Por las calles de Estambul, desde hace unos meses, en los semáforos de las grandes vías urbanas hay multitud de niños de todas las edades que se acercan a los automóviles para pedir dinero y comida. Muchos de ellos son sirios e iraquíes. Forman parte de aquel pueblo de refugiados –se habla de dos millones– que han llegado a Turquía huyendo de la guerra y de la destrucción de sus ciudades.
Viven en alojamientos improvisados, a menudo casas abandonadas, y necesitan de todo. En la gran escuela de los padres salesianos, gracias también a la ayuda de la Comunidad de Sant’Egidio, unos 300 han encontrado refugio: pueden estudiar, pero también reciben alimentos y ropa. Desde hace un tiempo, además, se hacen clases de inglés para los padres, para ayudarlos a integrarse. Casi todos son cristianos. El papa Francisco, de visita a Estambul hace unos días, quiso reunirse con algunos.
Hoy están felices, pero cuando se les pregunta de dónde vienen, se intuyen historias dramáticas: “Yo soy de Erbil”, “Yo vengo de Alepo”. También las maestras son jóvenes refugiadas, y nos ayudan a hablar con ellos.

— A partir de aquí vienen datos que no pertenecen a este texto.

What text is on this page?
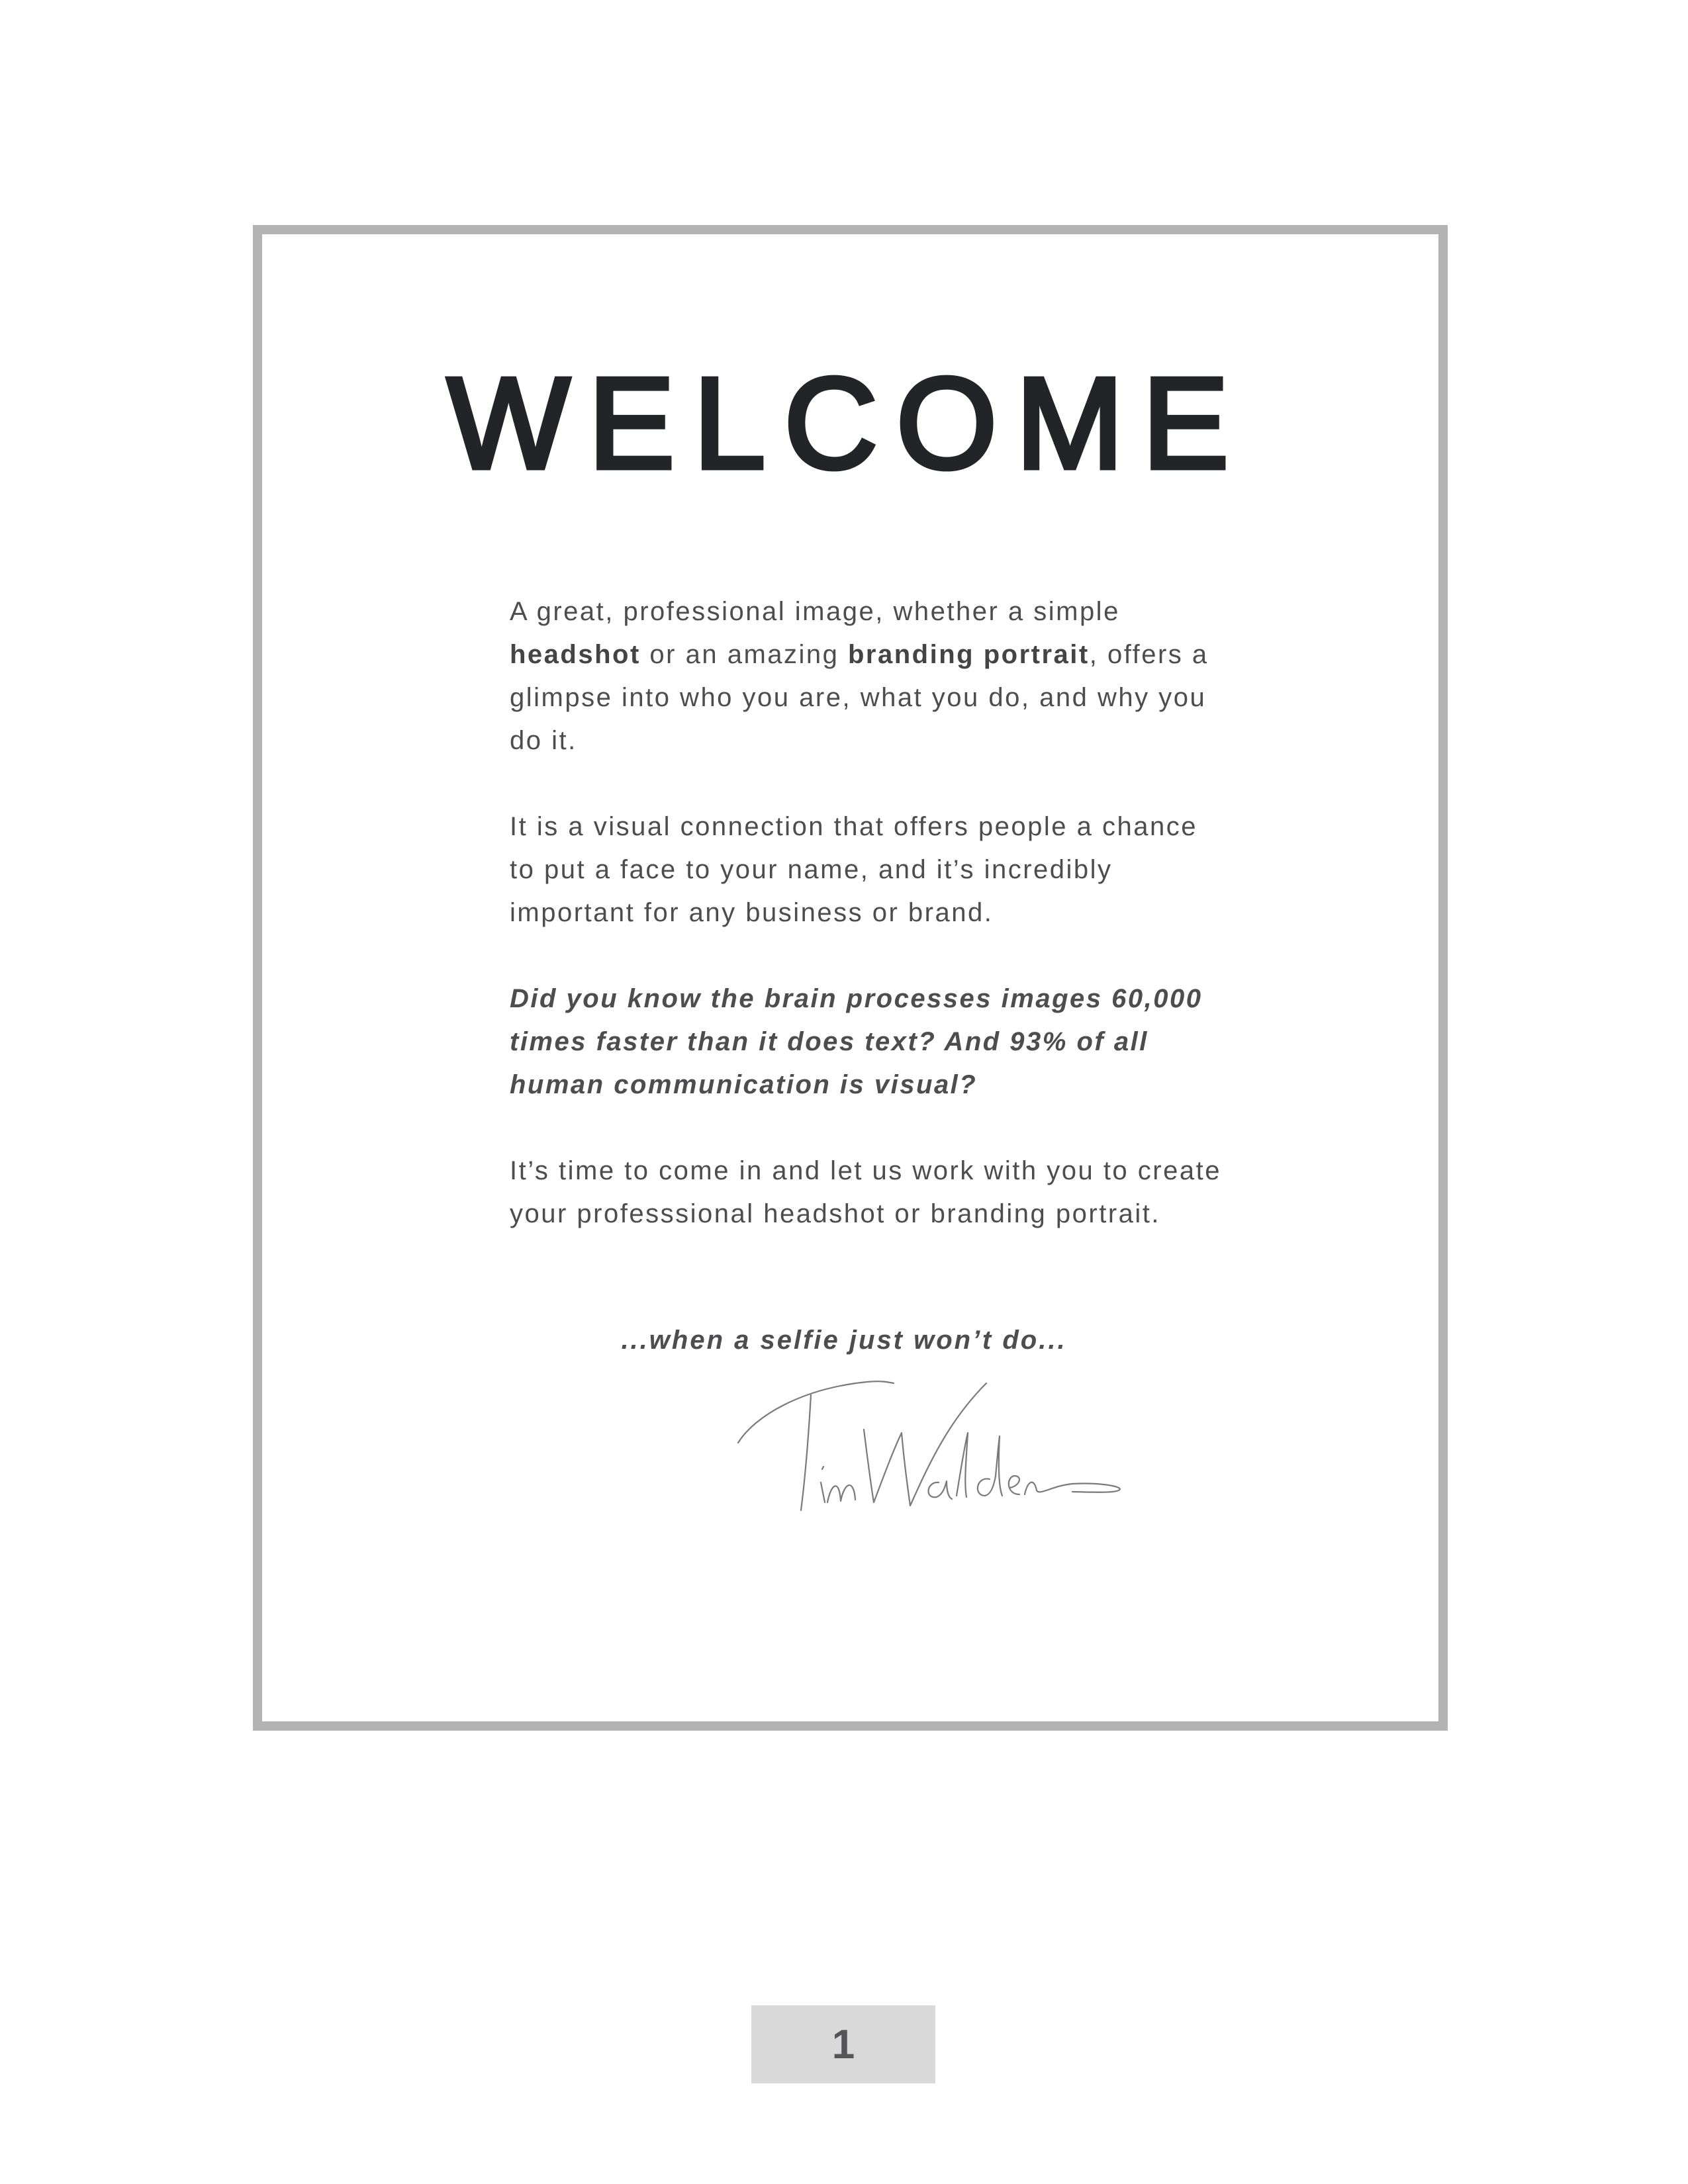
WELCOME

A great, professional image, whether a simple headshot or an amazing branding portrait, offers a glimpse into who you are, what you do, and why you do it.

It is a visual connection that offers people a chance to put a face to your name, and it’s incredibly important for any business or brand.

Did you know the brain processes images 60,000 times faster than it does text? And 93% of all human communication is visual?

It’s time to come in and let us work with you to create your professsional headshot or branding portrait.

...when a selfie just won’t do...
1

El 16 de diciembre, los niños recibieron la visita de un grupo de amigos italianos de la Comunidad de Sant’Egidio. Algunos son caras conocidas para los niños: Andrea Riccardi y el padre Marco Gnavi ya los visitaron hace unos meses y precisamente entonces la Comunidad empezó a ayudar al padre Andrés en aquel trabajo de acogida con alimentos y luego con ayuda para reformar la escuela.

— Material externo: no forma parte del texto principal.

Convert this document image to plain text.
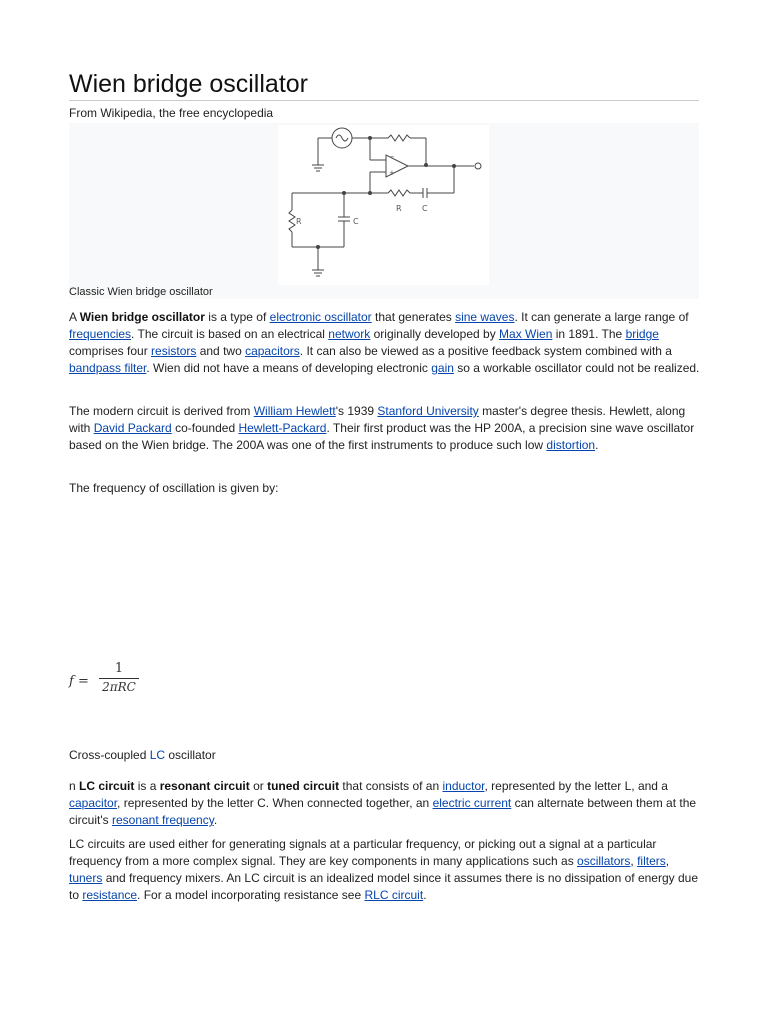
Wien bridge oscillator
From Wikipedia, the free encyclopedia
−
+
R	C
R	C
Classic Wien bridge oscillator

A Wien bridge oscillator is a type of electronic oscillator that generates sine waves. It can generate a large range of frequencies. The circuit is based on an electrical network originally developed by Max Wien in 1891. The bridge comprises four resistors and two capacitors. It can also be viewed as a positive feedback system combined with a bandpass filter. Wien did not have a means of developing electronic gain so a workable oscillator could not be realized.

The modern circuit is derived from William Hewlett's 1939 Stanford University master's degree thesis. Hewlett, along with David Packard co-founded Hewlett-Packard. Their first product was the HP 200A, a precision sine wave oscillator based on the Wien bridge. The 200A was one of the first instruments to produce such low distortion.

The frequency of oscillation is given by:

f =
1
2πRC
Cross-coupled LC oscillator

n LC circuit is a resonant circuit or tuned circuit that consists of an inductor, represented by the letter L, and a capacitor, represented by the letter C. When connected together, an electric current can alternate between them at the circuit's resonant frequency.

LC circuits are used either for generating signals at a particular frequency, or picking out a signal at a particular frequency from a more complex signal. They are key components in many applications such as oscillators, filters, tuners and frequency mixers. An LC circuit is an idealized model since it assumes there is no dissipation of energy due to resistance. For a model incorporating resistance see RLC circuit.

El piso del viejo patio del colegio, con graves desperfectos, pronto será sustituido por uno nuevo. Ya han comprado los materiales y pronto empezarán las obras para que los niños tengan un nuevo lugar para jugar, hacer gimnasia, vivir una vida “de niños” como debe ser, lejos de los horrores de la guerra de la que fueron testigos.